Reconheceu o gladiador e algumas garotas que lhe eram familiares entre os rostos melancólicos, mas não encontrou Letya.
“Provavelmente já voltou pra casa.”
Mas não eram apenas de ex-escravos que o templo estava cheio.
Haviam também homens e mulheres, estes bem mais saudáveis, alguns até com anéis e colares brilhantes. Siegfried contou quinze, quase todos rapazes com não mais do que vinte e poucos anos. Os que usavam joias eram poucos e mais chamativos; uma mulher gorda com o rosto coberto por maquiagem pesada, um velho de óculos que mais parecia um estudioso, uma mulher esbelta e de seios fartos.

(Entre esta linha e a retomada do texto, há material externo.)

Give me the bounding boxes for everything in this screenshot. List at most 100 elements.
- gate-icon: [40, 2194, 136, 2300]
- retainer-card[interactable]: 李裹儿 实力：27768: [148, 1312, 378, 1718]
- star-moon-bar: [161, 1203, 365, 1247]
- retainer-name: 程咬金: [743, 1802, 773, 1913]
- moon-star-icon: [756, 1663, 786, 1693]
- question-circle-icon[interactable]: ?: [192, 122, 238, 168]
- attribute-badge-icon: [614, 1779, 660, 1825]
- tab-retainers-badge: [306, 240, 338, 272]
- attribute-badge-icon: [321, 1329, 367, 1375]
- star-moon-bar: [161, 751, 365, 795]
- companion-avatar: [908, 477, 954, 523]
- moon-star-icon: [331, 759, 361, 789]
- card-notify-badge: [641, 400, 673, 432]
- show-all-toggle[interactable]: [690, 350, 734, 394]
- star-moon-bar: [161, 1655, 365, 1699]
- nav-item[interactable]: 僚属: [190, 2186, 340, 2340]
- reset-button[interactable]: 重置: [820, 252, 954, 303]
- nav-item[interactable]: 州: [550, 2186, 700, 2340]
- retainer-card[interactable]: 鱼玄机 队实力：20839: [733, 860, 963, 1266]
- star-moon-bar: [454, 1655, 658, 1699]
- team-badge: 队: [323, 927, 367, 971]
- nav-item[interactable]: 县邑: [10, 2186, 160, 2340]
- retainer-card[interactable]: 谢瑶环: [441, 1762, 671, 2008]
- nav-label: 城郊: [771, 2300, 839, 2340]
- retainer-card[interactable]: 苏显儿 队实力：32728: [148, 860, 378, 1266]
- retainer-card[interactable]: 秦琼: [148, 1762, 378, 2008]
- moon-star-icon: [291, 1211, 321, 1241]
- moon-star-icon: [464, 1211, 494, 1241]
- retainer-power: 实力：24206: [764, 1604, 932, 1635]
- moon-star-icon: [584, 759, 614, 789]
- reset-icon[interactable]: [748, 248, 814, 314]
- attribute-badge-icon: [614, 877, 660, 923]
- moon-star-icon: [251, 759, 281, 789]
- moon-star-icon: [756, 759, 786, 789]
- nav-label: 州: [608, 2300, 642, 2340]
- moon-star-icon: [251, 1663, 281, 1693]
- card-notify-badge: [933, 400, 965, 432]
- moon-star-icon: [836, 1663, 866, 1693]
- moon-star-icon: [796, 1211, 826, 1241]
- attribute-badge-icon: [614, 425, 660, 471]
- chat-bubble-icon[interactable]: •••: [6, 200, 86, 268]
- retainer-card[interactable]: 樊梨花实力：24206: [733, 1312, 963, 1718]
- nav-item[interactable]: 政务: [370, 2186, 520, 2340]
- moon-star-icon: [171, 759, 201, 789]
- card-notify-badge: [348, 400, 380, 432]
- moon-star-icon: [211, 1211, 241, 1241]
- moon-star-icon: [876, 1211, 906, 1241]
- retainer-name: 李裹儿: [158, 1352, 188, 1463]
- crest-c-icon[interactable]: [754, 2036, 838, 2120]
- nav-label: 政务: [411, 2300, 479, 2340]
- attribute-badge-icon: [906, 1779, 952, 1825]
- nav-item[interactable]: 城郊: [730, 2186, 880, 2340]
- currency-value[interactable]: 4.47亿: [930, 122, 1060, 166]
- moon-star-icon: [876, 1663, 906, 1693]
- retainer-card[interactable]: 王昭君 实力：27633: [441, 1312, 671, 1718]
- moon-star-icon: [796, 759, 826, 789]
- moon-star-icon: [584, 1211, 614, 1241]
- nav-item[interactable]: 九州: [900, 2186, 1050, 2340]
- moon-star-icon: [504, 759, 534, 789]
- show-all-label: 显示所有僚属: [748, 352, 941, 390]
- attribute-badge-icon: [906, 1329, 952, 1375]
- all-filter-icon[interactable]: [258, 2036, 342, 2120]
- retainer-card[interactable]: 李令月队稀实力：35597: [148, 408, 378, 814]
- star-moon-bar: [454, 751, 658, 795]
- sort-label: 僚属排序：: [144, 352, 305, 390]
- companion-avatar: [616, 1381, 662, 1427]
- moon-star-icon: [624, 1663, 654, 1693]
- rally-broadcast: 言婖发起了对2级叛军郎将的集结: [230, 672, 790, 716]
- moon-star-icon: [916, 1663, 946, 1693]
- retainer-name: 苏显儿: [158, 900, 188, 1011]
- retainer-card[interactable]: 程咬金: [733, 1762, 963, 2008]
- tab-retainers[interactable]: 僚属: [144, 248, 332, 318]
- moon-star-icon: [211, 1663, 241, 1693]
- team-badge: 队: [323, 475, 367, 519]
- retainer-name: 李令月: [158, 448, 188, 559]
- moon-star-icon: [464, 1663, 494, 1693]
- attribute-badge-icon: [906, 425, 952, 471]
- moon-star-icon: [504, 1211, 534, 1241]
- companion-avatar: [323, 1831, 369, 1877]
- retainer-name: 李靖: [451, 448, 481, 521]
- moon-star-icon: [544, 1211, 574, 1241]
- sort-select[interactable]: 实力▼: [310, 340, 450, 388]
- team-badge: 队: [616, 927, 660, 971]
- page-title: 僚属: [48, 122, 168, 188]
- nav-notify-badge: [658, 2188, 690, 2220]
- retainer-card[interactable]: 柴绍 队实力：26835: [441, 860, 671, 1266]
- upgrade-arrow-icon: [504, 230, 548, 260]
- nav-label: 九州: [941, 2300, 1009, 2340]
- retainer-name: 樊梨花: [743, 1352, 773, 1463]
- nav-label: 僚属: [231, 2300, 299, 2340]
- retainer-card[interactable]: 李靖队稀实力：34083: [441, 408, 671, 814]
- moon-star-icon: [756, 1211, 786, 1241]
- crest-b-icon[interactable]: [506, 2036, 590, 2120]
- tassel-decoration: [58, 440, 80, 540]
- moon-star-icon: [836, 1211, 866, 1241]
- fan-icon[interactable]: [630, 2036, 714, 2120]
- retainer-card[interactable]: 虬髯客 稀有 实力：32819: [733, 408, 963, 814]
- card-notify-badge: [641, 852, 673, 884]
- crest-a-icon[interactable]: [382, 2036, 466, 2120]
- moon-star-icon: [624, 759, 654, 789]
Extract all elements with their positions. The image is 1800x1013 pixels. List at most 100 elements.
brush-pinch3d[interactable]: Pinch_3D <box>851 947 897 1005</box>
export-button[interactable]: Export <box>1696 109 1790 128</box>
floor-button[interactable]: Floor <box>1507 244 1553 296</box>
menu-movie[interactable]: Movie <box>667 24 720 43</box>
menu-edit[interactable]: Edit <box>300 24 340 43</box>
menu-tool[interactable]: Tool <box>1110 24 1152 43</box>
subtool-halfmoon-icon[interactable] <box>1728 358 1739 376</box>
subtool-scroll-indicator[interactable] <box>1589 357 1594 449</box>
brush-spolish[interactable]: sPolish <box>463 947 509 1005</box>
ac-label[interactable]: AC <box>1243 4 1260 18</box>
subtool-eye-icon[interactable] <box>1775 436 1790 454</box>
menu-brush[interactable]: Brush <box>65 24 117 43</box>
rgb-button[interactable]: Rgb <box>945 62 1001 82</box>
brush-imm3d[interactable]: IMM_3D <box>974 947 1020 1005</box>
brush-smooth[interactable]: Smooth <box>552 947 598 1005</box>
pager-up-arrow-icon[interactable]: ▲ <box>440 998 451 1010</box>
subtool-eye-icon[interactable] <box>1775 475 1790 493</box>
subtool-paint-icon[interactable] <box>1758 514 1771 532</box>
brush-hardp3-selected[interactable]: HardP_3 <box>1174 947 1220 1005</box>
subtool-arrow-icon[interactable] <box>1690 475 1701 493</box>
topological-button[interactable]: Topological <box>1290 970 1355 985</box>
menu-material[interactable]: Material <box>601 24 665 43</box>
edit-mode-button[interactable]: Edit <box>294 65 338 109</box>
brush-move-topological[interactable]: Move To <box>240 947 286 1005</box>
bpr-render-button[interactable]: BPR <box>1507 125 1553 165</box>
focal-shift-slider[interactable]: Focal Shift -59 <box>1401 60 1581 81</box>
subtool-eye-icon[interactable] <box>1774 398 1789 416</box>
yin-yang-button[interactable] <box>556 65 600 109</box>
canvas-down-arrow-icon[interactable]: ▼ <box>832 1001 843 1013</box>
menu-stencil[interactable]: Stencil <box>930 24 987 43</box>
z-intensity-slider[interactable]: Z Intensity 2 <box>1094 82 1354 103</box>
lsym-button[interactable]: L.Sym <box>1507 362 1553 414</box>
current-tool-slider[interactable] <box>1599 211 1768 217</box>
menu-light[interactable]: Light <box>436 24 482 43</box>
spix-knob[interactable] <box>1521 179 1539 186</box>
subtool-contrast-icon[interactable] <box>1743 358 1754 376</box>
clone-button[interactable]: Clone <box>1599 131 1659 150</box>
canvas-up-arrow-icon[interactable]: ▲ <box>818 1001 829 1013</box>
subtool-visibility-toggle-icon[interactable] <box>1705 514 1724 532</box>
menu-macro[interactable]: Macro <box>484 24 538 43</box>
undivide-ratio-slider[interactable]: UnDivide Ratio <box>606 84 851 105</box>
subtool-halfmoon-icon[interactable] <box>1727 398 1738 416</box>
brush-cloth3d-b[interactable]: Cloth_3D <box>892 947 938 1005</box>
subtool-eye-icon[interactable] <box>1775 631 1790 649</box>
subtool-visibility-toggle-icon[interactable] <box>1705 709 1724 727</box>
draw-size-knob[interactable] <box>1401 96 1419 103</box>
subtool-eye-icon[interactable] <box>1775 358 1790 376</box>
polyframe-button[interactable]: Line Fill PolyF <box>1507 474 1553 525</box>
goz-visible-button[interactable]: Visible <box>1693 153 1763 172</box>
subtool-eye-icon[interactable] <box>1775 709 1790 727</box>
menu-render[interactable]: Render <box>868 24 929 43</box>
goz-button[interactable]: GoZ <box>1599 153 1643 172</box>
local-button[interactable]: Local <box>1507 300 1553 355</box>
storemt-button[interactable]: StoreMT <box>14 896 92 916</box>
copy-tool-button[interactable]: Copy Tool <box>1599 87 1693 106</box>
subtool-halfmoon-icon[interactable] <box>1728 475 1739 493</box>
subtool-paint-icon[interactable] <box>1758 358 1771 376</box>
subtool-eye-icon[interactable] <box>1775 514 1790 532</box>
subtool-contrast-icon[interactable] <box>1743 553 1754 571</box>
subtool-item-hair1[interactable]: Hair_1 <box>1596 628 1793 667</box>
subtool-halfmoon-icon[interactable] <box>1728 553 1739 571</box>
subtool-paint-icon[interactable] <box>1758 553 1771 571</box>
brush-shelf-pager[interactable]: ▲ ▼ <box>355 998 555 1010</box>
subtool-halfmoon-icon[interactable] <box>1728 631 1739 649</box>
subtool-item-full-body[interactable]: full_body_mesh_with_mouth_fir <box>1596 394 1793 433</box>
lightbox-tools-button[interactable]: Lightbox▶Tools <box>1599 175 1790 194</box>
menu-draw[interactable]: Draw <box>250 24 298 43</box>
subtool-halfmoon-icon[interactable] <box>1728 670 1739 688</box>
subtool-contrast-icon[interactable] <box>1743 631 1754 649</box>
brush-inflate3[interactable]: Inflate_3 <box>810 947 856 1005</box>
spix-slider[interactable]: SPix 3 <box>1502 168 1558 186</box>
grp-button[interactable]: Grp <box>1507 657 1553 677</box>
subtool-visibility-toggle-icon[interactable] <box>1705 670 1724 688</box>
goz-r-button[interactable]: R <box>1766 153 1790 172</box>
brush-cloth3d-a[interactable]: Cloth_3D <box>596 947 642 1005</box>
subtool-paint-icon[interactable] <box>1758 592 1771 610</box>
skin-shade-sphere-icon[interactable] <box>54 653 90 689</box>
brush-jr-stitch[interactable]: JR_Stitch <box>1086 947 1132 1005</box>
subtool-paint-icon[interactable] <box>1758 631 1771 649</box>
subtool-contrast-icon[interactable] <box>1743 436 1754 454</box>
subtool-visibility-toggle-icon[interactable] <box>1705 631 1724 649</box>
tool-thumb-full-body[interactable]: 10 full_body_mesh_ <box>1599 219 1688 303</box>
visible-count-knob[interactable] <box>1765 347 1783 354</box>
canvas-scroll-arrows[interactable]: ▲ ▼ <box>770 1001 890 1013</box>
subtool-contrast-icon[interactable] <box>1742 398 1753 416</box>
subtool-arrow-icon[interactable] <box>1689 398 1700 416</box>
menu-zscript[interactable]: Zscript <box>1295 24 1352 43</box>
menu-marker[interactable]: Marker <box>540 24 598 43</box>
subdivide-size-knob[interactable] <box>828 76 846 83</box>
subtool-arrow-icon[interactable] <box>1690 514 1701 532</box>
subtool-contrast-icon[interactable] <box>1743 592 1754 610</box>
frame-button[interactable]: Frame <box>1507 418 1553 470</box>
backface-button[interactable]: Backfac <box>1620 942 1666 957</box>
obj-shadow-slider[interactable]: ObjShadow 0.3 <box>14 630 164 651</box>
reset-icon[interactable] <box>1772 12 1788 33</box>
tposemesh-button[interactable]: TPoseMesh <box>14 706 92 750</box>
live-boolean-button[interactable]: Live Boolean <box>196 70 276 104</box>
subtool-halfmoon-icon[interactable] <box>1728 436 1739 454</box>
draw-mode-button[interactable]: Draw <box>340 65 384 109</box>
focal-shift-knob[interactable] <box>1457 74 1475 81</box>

Todos tinham os tornozelos acorrentados uns aos outros. Quando viu o taverneiro corcunda entre eles, entendeu o porquê.
— Ei — chamou Gwen.
— Fala.
— Já pode soltar.
Siegfried a olhou confuso e a garota sorriu.
— Minha mão. Já pode soltar. Acho que não vou me perder aqui.
Quando olhou para baixo, o rapaz percebeu. Os dois estavam de mãos dadas, embora não tivesse ideia de quando pegou a dela. Então a soltou.